Coinfection (HBV + HDV at
the same time):
- Leads to acute, severe hepatitis but
usually clears in most patients.
- Chronic HDV infection is
uncommon (<5%).
2.
Superinfection (HDV infects someone already with chronic HBV ):
- Causes severe liver inflammation and
often becomes chronic (70–90% of cases).
- Associated with rapid fibrosis, cirrhosis,
and high HCC risk.
Clinical
Features and Symptoms
Symptoms
vary depending on whether HDV occurs as a coinfection or superinfection:
Coinfection
(Acute HBV + HDV):
- Fever and fatigue
- Nausea and loss of appetite
- Jaundice (yellowing of eyes and skin)
- Sometimes a biphasic illness with two
peaks of liver enzyme elevation (ALT)
Most patients recover completely, and chronic infection is rare.
Superinfection
(HDV in Chronic HBV Carriers):
- Worsening jaundice and abdominal pain
- Dark urine and light-colored stools
- Rapid progression to chronic
hepatitis D, cirrhosis, or liver cancer
This
form of HDV is much more aggressive and dangerous than HBV infection alone.
Diagnosis
HDV
testing is performed only in HBV -positive individuals (HBsAg+).
Laboratory
Tests:
- Anti-HDV antibodies (IgM and
IgG): Detect current or past infection.
- HDV
RNA PCR: Confirms active replication and
measures viral load.
- IgM anti-HBc:
Indicates recent HBV infection in coinfection cases.

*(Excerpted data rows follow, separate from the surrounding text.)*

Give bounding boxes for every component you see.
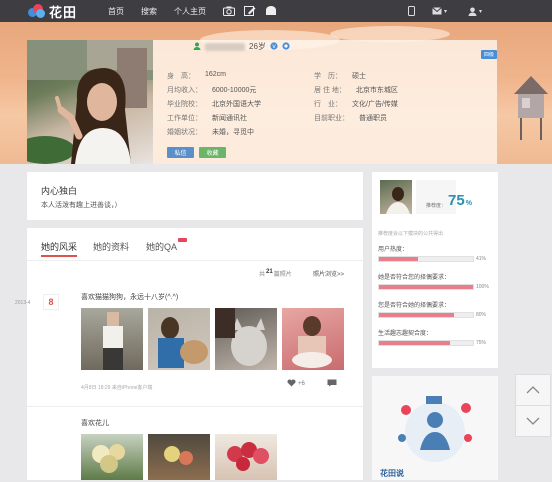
mail-icon[interactable]: ▾ bbox=[432, 0, 447, 22]
camera-icon[interactable] bbox=[223, 6, 235, 16]
browse-photos-link[interactable]: 照片浏览>> bbox=[313, 269, 344, 278]
favorite-button[interactable]: 收藏 bbox=[199, 147, 226, 158]
match-progress-fill bbox=[379, 257, 418, 261]
like-button[interactable]: +6 bbox=[287, 379, 305, 389]
monologue-title: 内心独白 bbox=[41, 186, 78, 196]
main-nav: 首页 搜索 个人主页 bbox=[108, 0, 277, 22]
match-progress-bar bbox=[378, 256, 474, 262]
match-item-percent: 75% bbox=[476, 340, 487, 346]
tab-divider bbox=[27, 260, 363, 261]
heart-icon bbox=[287, 379, 296, 389]
chevron-down-icon bbox=[526, 417, 540, 425]
post-photo[interactable] bbox=[81, 434, 143, 480]
age-text: 26岁 bbox=[249, 42, 266, 51]
flower-logo-icon bbox=[28, 4, 46, 18]
monologue-card: 内心独白 本人活泼有趣上进善谈，） bbox=[27, 172, 363, 220]
svg-text:v: v bbox=[272, 43, 276, 50]
photo-count: 共 21 篇照片 bbox=[259, 269, 292, 278]
tab-her-qa[interactable]: 她的QA bbox=[146, 240, 177, 253]
nickname-blurred bbox=[205, 42, 245, 51]
post-text: 喜欢猫猫狗狗，永远十八岁(^.^) bbox=[81, 294, 179, 301]
beach-hut-decoration bbox=[512, 62, 550, 142]
field-income: 月均收入： 6000-10000元 bbox=[167, 87, 257, 94]
match-card: 推荐度： 75% 推荐度会以下模块的公共得出 用户热度： 41% 她是否符合您的择偶… bbox=[372, 172, 498, 368]
top-navigation-bar: 花田 首页 搜索 个人主页 ▾ ▾ bbox=[0, 0, 552, 22]
nav-item-home[interactable]: 首页 bbox=[108, 6, 124, 17]
comment-icon[interactable] bbox=[327, 379, 337, 389]
match-progress-fill bbox=[379, 285, 473, 289]
notification-icon[interactable] bbox=[265, 6, 277, 16]
match-progress-bar bbox=[378, 284, 474, 290]
field-marital: 婚姻状况： 未婚，寻觅中 bbox=[167, 129, 254, 136]
promo-illustration bbox=[398, 396, 472, 462]
field-company: 工作单位： 新闻通讯社 bbox=[167, 115, 247, 122]
badge-icon: v bbox=[270, 41, 278, 52]
post-photo[interactable] bbox=[215, 308, 277, 370]
post-meta: 4月8日 18:29 来自iPhone客户端 bbox=[81, 385, 153, 391]
scroll-down-button[interactable] bbox=[515, 405, 551, 437]
field-school: 毕业院校： 北京外国语大学 bbox=[167, 101, 261, 108]
tab-her-style[interactable]: 她的风采 bbox=[41, 240, 77, 253]
field-residence: 居 住 地： 北京市东城区 bbox=[314, 87, 398, 94]
user-menu-icon[interactable]: ▾ bbox=[468, 0, 482, 22]
post-date: 2013-4 bbox=[15, 300, 31, 306]
chevron-down-icon: ▾ bbox=[479, 8, 483, 15]
scroll-up-button[interactable] bbox=[515, 374, 551, 406]
post-photo[interactable] bbox=[282, 308, 344, 370]
match-score: 75% bbox=[448, 192, 472, 209]
profile-photo[interactable] bbox=[27, 40, 153, 164]
match-avatar[interactable] bbox=[380, 180, 412, 214]
field-height: 身 高： 162cm bbox=[167, 71, 227, 80]
tab-her-profile[interactable]: 她的资料 bbox=[93, 240, 129, 253]
match-progress-bar bbox=[378, 312, 474, 318]
match-item-percent: 80% bbox=[476, 312, 487, 318]
match-progress-bar bbox=[378, 340, 474, 346]
post-day: 8 bbox=[43, 294, 59, 310]
promo-card[interactable]: 花田说 bbox=[372, 376, 498, 480]
match-item-percent: 41% bbox=[476, 256, 487, 262]
brand-name: 花田 bbox=[49, 5, 78, 21]
match-item-label: 生活趣志趣契合度： bbox=[378, 331, 433, 337]
chevron-up-icon bbox=[526, 386, 540, 394]
field-education: 学 历： 硕士 bbox=[314, 73, 366, 80]
post-photo[interactable] bbox=[148, 434, 210, 480]
post-photo[interactable] bbox=[81, 308, 143, 370]
chevron-down-icon: ▾ bbox=[444, 8, 448, 15]
nav-item-profile[interactable]: 个人主页 bbox=[174, 6, 206, 17]
post-photo[interactable] bbox=[215, 434, 277, 480]
feed-card: 她的风采 她的资料 她的QA 共 21 篇照片 照片浏览>> 喜欢猫猫狗狗，永远十八… bbox=[27, 228, 363, 480]
mobile-icon[interactable] bbox=[408, 0, 415, 22]
profile-card: 26岁 v 四级 身 高： 162cm 月均收入： 6000-10000元 毕业院校… bbox=[27, 40, 497, 164]
active-tab-indicator bbox=[41, 255, 77, 257]
new-badge bbox=[178, 238, 187, 242]
post-photo[interactable] bbox=[148, 308, 210, 370]
message-button[interactable]: 私信 bbox=[167, 147, 194, 158]
post-text: 喜欢花儿 bbox=[81, 420, 109, 427]
match-label: 推荐度： bbox=[426, 203, 447, 209]
brand-logo[interactable]: 花田 bbox=[28, 2, 78, 21]
match-item-label: 她是否符合您的择偶要求： bbox=[378, 275, 451, 281]
verified-user-icon bbox=[193, 42, 201, 52]
profile-header: 26岁 v bbox=[193, 41, 290, 52]
monologue-text: 本人活泼有趣上进善谈，） bbox=[41, 202, 122, 209]
promo-text: 花田说 bbox=[380, 469, 404, 478]
nav-item-search[interactable]: 搜索 bbox=[141, 6, 157, 17]
match-item-label: 用户热度： bbox=[378, 247, 409, 253]
level-badge: 四级 bbox=[481, 50, 497, 59]
match-hint: 推荐度会以下模块的公共得出 bbox=[378, 231, 444, 237]
edit-icon[interactable] bbox=[244, 6, 256, 16]
match-progress-fill bbox=[379, 341, 450, 345]
field-occupation: 目前职业： 普通职员 bbox=[314, 115, 387, 122]
field-industry: 行 业： 文化/广告/传媒 bbox=[314, 101, 398, 108]
post-divider bbox=[27, 406, 363, 407]
match-progress-fill bbox=[379, 313, 455, 317]
match-item-percent: 100% bbox=[476, 284, 489, 290]
badge-icon bbox=[282, 41, 290, 52]
match-item-label: 您是否符合她的择偶要求： bbox=[378, 303, 451, 309]
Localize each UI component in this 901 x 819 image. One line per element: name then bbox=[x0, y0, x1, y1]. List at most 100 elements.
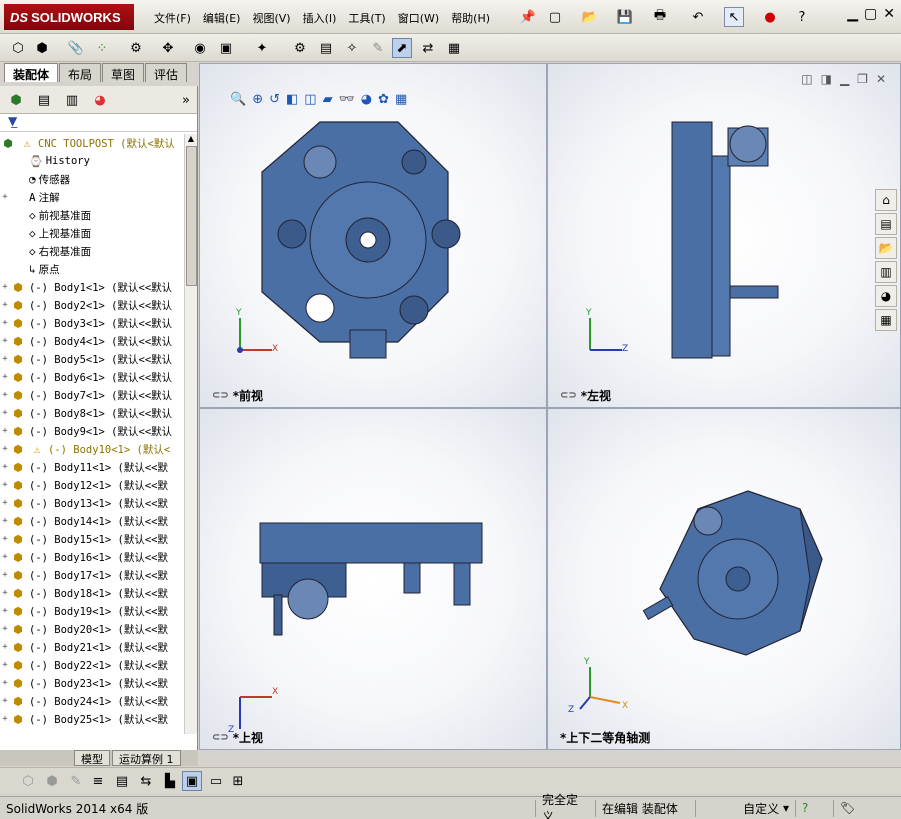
tree-item[interactable]: history-icon⌚History bbox=[0, 152, 184, 170]
save-icon[interactable]: 💾 bbox=[615, 7, 635, 27]
tree-body-item[interactable]: + ⬢ (-) Body13<1> (默认<<默 bbox=[0, 494, 184, 512]
viewport-front[interactable]: 🔍 ⊕ ↺ ◧ ◫ ▰ 👓 ◕ ✿ ▦ ⊂⊃ *前视 Y X bbox=[199, 63, 547, 408]
new-document-icon[interactable]: ▢ bbox=[545, 7, 565, 27]
expand-toggle[interactable]: + bbox=[0, 570, 10, 580]
expand-toggle[interactable]: + bbox=[0, 192, 10, 202]
smart-dimension-icon[interactable]: ⬡ bbox=[18, 771, 38, 791]
menu-edit[interactable]: 编辑(E) bbox=[197, 8, 247, 28]
tag-icon[interactable]: 🏷 bbox=[834, 800, 861, 817]
expand-toggle[interactable]: + bbox=[0, 588, 10, 598]
tab-motion-study[interactable]: 运动算例 1 bbox=[112, 750, 181, 766]
tree-item[interactable]: plane-icon◇前视基准面 bbox=[0, 206, 184, 224]
design-library-icon[interactable]: 📂 bbox=[875, 237, 897, 259]
expand-toggle[interactable]: + bbox=[0, 516, 10, 526]
expand-toggle[interactable]: + bbox=[0, 462, 10, 472]
shaded-view-icon[interactable]: ▣ bbox=[182, 771, 202, 791]
menu-insert[interactable]: 插入(I) bbox=[297, 8, 343, 28]
expand-toggle[interactable]: + bbox=[0, 660, 10, 670]
four-viewport-icon[interactable]: ⊞ bbox=[228, 771, 248, 791]
tree-body-item[interactable]: + ⬢ (-) Body2<1> (默认<<默认 bbox=[0, 296, 184, 314]
expand-toggle[interactable]: + bbox=[0, 444, 10, 454]
expand-toggle[interactable]: + bbox=[0, 372, 10, 382]
scroll-up-icon[interactable]: ▲ bbox=[185, 134, 197, 143]
graphics-area[interactable]: 🔍 ⊕ ↺ ◧ ◫ ▰ 👓 ◕ ✿ ▦ ⊂⊃ *前视 Y X ◫ ◨ ▁ ❐ ✕… bbox=[199, 63, 901, 750]
tree-item[interactable]: sensor-icon◔传感器 bbox=[0, 170, 184, 188]
grid-icon[interactable]: ▤ bbox=[112, 771, 132, 791]
scroll-thumb[interactable] bbox=[186, 146, 197, 286]
link-views-icon[interactable]: ⊂⊃ bbox=[212, 732, 229, 743]
tree-body-item[interactable]: + ⬢ (-) Body8<1> (默认<<默认 bbox=[0, 404, 184, 422]
expand-toggle[interactable]: + bbox=[0, 678, 10, 688]
tree-body-item[interactable]: + ⬢ (-) Body4<1> (默认<<默认 bbox=[0, 332, 184, 350]
tree-item[interactable]: +annotation-iconA注解 bbox=[0, 188, 184, 206]
expand-toggle[interactable]: + bbox=[0, 714, 10, 724]
custom-properties-icon[interactable]: ▦ bbox=[875, 309, 897, 331]
menu-tools[interactable]: 工具(T) bbox=[342, 8, 391, 28]
tab-sketch[interactable]: 草图 bbox=[102, 63, 145, 82]
tree-body-item[interactable]: + ⬢ (-) Body1<1> (默认<<默认 bbox=[0, 278, 184, 296]
viewport-isometric[interactable]: *上下二等角轴测 Y X Z bbox=[547, 408, 901, 750]
minimize-icon[interactable]: ▁ bbox=[847, 6, 858, 22]
tree-body-item[interactable]: + ⬢ (-) Body21<1> (默认<<默 bbox=[0, 638, 184, 656]
tab-assembly[interactable]: 装配体 bbox=[4, 63, 59, 82]
tree-body-item[interactable]: + ⬢ (-) Body23<1> (默认<<默 bbox=[0, 674, 184, 692]
pin-icon[interactable]: 📌 bbox=[518, 7, 538, 27]
expand-toggle[interactable]: + bbox=[0, 426, 10, 436]
appearances-icon[interactable]: ◕ bbox=[875, 285, 897, 307]
tree-body-item[interactable]: + ⬢ (-) Body6<1> (默认<<默认 bbox=[0, 368, 184, 386]
help-icon[interactable]: ? bbox=[796, 799, 834, 817]
expand-toggle[interactable]: + bbox=[0, 606, 10, 616]
rebuild-icon[interactable]: ⬢ bbox=[42, 771, 62, 791]
configuration-manager-icon[interactable]: ▥ bbox=[62, 90, 82, 110]
close-icon[interactable]: ✕ bbox=[883, 6, 895, 22]
bill-of-materials-icon[interactable]: ▤ bbox=[316, 38, 336, 58]
expand-toggle[interactable]: + bbox=[0, 354, 10, 364]
tree-filter[interactable]: ▼̲ bbox=[0, 114, 197, 132]
tree-item[interactable]: plane-icon◇上视基准面 bbox=[0, 224, 184, 242]
tree-body-item[interactable]: + ⬢ (-) Body5<1> (默认<<默认 bbox=[0, 350, 184, 368]
feature-manager-icon[interactable]: ⬢ bbox=[6, 90, 26, 110]
menu-window[interactable]: 窗口(W) bbox=[392, 8, 445, 28]
link-views-icon[interactable]: ⊂⊃ bbox=[560, 390, 577, 401]
assembly-features-icon[interactable]: ▣ bbox=[216, 38, 236, 58]
unit-system[interactable]: 自定义 ▾ bbox=[696, 799, 796, 817]
explode-line-icon[interactable]: ✎ bbox=[368, 38, 388, 58]
move-component-icon[interactable]: ✥ bbox=[158, 38, 178, 58]
expand-toggle[interactable]: + bbox=[0, 642, 10, 652]
exploded-view-icon[interactable]: ✧ bbox=[342, 38, 362, 58]
tree-body-item[interactable]: + ⬢ ⚠ (-) Body10<1> (默认< bbox=[0, 440, 184, 458]
expand-toggle[interactable]: + bbox=[0, 390, 10, 400]
insert-component-icon[interactable]: ⬡ bbox=[8, 38, 28, 58]
update-speedpak-icon[interactable]: ⇄ bbox=[418, 38, 438, 58]
menu-view[interactable]: 视图(V) bbox=[246, 8, 296, 28]
file-explorer-icon[interactable]: ▥ bbox=[875, 261, 897, 283]
tree-item[interactable]: plane-icon◇右视基准面 bbox=[0, 242, 184, 260]
expand-toggle[interactable]: + bbox=[0, 300, 10, 310]
open-folder-icon[interactable]: 📂 bbox=[580, 7, 600, 27]
traffic-light-icon[interactable]: ● bbox=[760, 7, 780, 27]
tree-body-item[interactable]: + ⬢ (-) Body19<1> (默认<<默 bbox=[0, 602, 184, 620]
lines-icon[interactable]: ≡ bbox=[88, 771, 108, 791]
show-hidden-icon[interactable]: ◉ bbox=[190, 38, 210, 58]
edit-component-icon[interactable]: ✎ bbox=[66, 771, 86, 791]
tree-body-item[interactable]: + ⬢ (-) Body20<1> (默认<<默 bbox=[0, 620, 184, 638]
tree-body-item[interactable]: + ⬢ (-) Body24<1> (默认<<默 bbox=[0, 692, 184, 710]
tree-body-item[interactable]: + ⬢ (-) Body17<1> (默认<<默 bbox=[0, 566, 184, 584]
tree-body-item[interactable]: + ⬢ (-) Body14<1> (默认<<默 bbox=[0, 512, 184, 530]
expand-toggle[interactable]: + bbox=[0, 624, 10, 634]
resources-icon[interactable]: ▤ bbox=[875, 213, 897, 235]
tree-body-item[interactable]: + ⬢ (-) Body11<1> (默认<<默 bbox=[0, 458, 184, 476]
expand-toggle[interactable]: + bbox=[0, 552, 10, 562]
expand-toggle[interactable]: + bbox=[0, 534, 10, 544]
tree-body-item[interactable]: + ⬢ (-) Body12<1> (默认<<默 bbox=[0, 476, 184, 494]
linear-pattern-icon[interactable]: ⁘ bbox=[92, 38, 112, 58]
property-manager-icon[interactable]: ▤ bbox=[34, 90, 54, 110]
link-views-icon[interactable]: ⊂⊃ bbox=[212, 390, 229, 401]
solidworks-logo[interactable]: DS SOLIDWORKS bbox=[4, 4, 134, 30]
single-viewport-icon[interactable]: ▭ bbox=[206, 771, 226, 791]
tab-layout[interactable]: 布局 bbox=[59, 63, 102, 82]
viewport-top[interactable]: ⊂⊃ *上视 X Z bbox=[199, 408, 547, 750]
home-icon[interactable]: ⌂ bbox=[875, 189, 897, 211]
expand-toggle[interactable]: + bbox=[0, 336, 10, 346]
tree-body-item[interactable]: + ⬢ (-) Body25<1> (默认<<默 bbox=[0, 710, 184, 728]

- Liver function tests (ALT/AST):
Show inflammation or liver damage.
A
sudden worsening of liver disease in a known HBV patient should always prompt HDV
testing.
Treatment
Current
treatment options for HDV are limited but evolving.
1.
Pegylated Interferon-α (Peg-IFNα)
- The only approved therapy for chronic
HDV infection.
- Usually given for 48 weeks.
- Clears HDV RNA in 25–30% of
patients, but relapse can occur.
2.
New Therapies (Under Development or Recently Approved)
- Bulevirtide:
A viral entry inhibitor approved in Europe; prevents HDV from
entering liver cells.
- Lonafarnib:
Targets viral assembly and replication (under clinical trials).
It
is important to note that HBV antiviral drugs (like tenofovir or entecavir)
do not directly affect HDV.
Prevention
Since
HDV depends entirely on HBV , preventing HBV infection automatically prevents HDV.
Effective
Prevention Strategies:
1. Universal
HBV vaccination (especially
birth-dose immunization).
2. Safe
injection practices and screened blood transfusions.
3. Avoid
sharing needles or razors among drug users or in medical settings.
4. Testing
and monitoring of HBV -infected patients for possible HDV
coinfection.
By
controlling HBV transmission,
global HDV infection rates can be greatly reduced.
Conclusion
Hepatitis D Virus (HDV) is a serious viral infection that worsens the course of Hepatitis B. It leads to faster liver damage, cirrhosis, and liver cancer. Although treatment options remain limited, progress with new drugs like bulevirtide is promising. The best defense remains HBV vaccination, which protects against both HBV and HDV. Early detection and regular monitoring in HBV -positive individuals are vital to prevent complications and improve outcomes.